Through Shaun’s unique perspective on medicine, he defamiliarizes us with the concept of how to treat patients the right way.  Shaun has difficulty seeing each patient as a human with emotions and fears because of his autism, but by focusing solely on the workings of the body, he can develop treatments and surgeries for patients like no other.  One of his other skills that seems to offset his inability to interact with people is that he can mentally picture all intricacies of the human body in his head and play out a surgery in his mind to see of it would work safely and successfully.  Simultaneously, he can recall any picture or memory whenever he pleases, a luxury that the other doctors envy, especially when it comes to medical facts from textbooks.  During his interactions with patients, he doesn’t withhold any information about their health, which can be good and bad; but, as he progresses, the patients start to appreciate this rare form of truth that comes from Dr.
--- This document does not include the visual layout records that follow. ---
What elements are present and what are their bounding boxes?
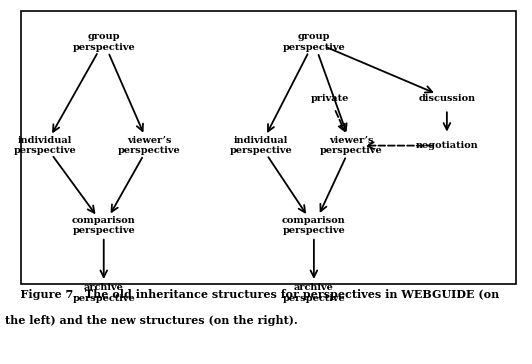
Text: archive
perspective: archive perspective [282,283,345,303]
Text: viewer’s
perspective: viewer’s perspective [320,136,383,155]
Text: viewer’s
perspective: viewer’s perspective [118,136,180,155]
Text: negotiation: negotiation [415,141,478,150]
Text: the left) and the new structures (on the right).: the left) and the new structures (on the… [5,315,298,326]
Text: group
perspective: group perspective [282,32,345,52]
Text: individual
perspective: individual perspective [14,136,77,155]
Bar [21,11,516,284]
Text: comparison
perspective: comparison perspective [282,216,346,236]
Text: Figure 7.  The old inheritance structures for perspectives in WEBGUIDE (on: Figure 7. The old inheritance structures… [5,289,500,300]
Text: group
perspective: group perspective [72,32,135,52]
Text: individual
perspective: individual perspective [229,136,292,155]
Text: discussion: discussion [418,94,476,103]
Text: comparison
perspective: comparison perspective [72,216,136,236]
Text: archive
perspective: archive perspective [72,283,135,303]
Text: private: private [311,94,349,103]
Shaun Murphy.  Shaun shows us that there is more than one right way to treat a patient in the world of medicine, a difficult pill to swallow for the other doctors on the surgical team.

Slowly Shaun starts to gain the respect of his fellow surgeons as he completes life-saving procedures.  But, because of his autism, he is used as a scapegoat by other staff members for mistakes that happen during surgery.  Shaun’s job is put in jeopardy multiple times, causing him stress on top of all the other aspects of life that stress him out; consisting of loud noises, crowds, strange people, unwarranted physical touch, and flashback memories of certain times in his childhood.  These stressors are like those that affect Temple Grandin and Christopher Boone.

As we discussed in class, the main character of this television show is not played by someone who has autism in real life.  In fact, the actor, Freddie Highmore, was nominated for a Golden Globe in 2018 for his mastery of the role.  I do agree that Highmore does an exceptional job of playing to all aspects of a character like Dr. Shaun Murphy, but it would have been better if the role was filled by someone with autism.  I feel as though the director and producers of the show didn’t cast someone with autism because they felt they would have a lack of control over the show; whether the actor with the disability would be able to perform on production schedule and interact with other cast members, would affect the success of the show.  If they really wanted an authentic portrayal of the character, then then should have cast someone with high functioning autism.